The National League for Democracy spokesman also welcomed the new U.S. policy, although not in fulsome terms. Similarly, the expatriate Burmese democracy movement also did not object to the new U.S. policy, having recently openly recognised the need for new policy approaches. While they take their lead from Suu Kyi, they are not always  attuned to her thinking, sometimes failing to understand the constraints she faces. They can be expected to monitor U.S. policy sharply, looking for early evidence that it is not working.

However, Washington’s change of approach towards Burma has been especially welcomed in Asia. ASEAN had long been discomforted by U.S. policy under Condoleezza Rice of often not attending ASEAN meetings but aggressively confronting the Burmese regime, and George Bush’s public friendship with enemies of the generals. Not unexpectedly, ASEAN countries led by the current ASEAN chair, Thailand, were united in applauding the shift in U.S. policy.

Is it likely that the regime will accede to US wishes, or moderate its policies in any significant way? Perhaps surprisingly, the answer to this is a qualified ‘maybe’. Regime resentment is directed not only against U.S. sanctions, but especially against Washington blocking lending to Burma by the international financial institution. So we can expect the generals to look for ways to please Washington. Along with other UN ‘Friends of Burma’, including China and Australia, Washington needs to press for specific but realistic reforms, relating for example to the treatment of political prisoners or the conduct of Burma’s 2010 elections, for which arrangements have still not been announced.

Overall, results may not be quick in coming, will probably not involve major regime concessions to Washington, and may include gestures whose substance remains open to question. These responses may not entirely satisfy Washington, and will almost certainly require more patience than Western political constituencies prefer. Internationally, the pro-democracy movement will not be easily persuaded to give full support to the new U.S. policy, which challenges the democracy movement’s very role. Yet this strategy is probably the only to achieve real and lasting, if gradual, reform.

One response to “Washington changes gears on Burma”

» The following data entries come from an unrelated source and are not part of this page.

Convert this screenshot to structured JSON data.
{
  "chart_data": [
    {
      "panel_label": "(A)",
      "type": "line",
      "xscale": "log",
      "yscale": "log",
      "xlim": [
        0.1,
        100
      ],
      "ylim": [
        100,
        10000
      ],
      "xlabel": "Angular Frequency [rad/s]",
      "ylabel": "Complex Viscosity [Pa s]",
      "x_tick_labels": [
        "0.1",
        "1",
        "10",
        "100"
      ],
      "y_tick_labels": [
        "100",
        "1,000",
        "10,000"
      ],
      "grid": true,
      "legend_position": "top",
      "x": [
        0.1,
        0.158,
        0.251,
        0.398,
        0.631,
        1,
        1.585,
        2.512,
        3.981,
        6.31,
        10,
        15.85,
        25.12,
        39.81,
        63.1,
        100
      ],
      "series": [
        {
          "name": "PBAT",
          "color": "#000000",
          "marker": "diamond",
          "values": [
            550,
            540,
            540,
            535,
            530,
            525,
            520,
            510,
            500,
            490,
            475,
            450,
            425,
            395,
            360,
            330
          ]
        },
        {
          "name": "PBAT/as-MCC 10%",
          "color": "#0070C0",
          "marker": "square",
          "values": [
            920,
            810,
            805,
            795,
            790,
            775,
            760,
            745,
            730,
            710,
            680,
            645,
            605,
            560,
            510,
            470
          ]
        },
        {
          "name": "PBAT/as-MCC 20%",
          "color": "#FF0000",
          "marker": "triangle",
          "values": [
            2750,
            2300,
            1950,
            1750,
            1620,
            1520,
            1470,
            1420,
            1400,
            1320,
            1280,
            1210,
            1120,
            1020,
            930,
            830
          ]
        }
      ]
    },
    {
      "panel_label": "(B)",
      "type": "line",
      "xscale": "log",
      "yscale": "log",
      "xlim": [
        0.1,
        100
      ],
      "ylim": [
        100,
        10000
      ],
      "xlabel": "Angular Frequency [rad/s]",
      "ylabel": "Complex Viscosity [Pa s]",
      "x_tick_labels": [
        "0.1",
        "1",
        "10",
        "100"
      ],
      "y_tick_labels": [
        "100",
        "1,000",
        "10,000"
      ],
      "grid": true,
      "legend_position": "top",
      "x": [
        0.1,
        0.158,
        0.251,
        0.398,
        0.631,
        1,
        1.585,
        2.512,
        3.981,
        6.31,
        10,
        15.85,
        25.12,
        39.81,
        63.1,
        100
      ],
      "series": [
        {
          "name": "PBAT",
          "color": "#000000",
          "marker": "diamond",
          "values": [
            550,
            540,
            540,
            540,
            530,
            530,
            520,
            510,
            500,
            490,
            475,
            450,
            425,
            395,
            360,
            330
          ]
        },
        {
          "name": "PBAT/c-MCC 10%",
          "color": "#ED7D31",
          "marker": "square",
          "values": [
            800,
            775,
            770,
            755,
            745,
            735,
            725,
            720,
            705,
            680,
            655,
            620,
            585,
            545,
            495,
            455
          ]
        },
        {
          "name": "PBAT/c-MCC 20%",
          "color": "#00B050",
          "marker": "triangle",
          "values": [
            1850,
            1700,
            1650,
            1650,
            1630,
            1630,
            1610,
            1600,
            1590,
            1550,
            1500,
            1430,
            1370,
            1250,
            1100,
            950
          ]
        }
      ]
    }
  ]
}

  1. I am very pleased to hear about the slight change in the USA approach to the Burma problem. I am in constant contact with Dr Timothy Laklem, a senior member of the KNU/ KNLA Peace Council and his latest communication this week has shown a greater degree of co-operation by the Burmese Generals with some of the plans the Peace Council have for the Karen people and other Burmese. The Burmese poor are the ones carrying the greatest burden of these sanctions. Lifting the sanctions will not lift them out of poverty but will ease their burden. There are of course many internal struggles to be overcome as well as the external pressures.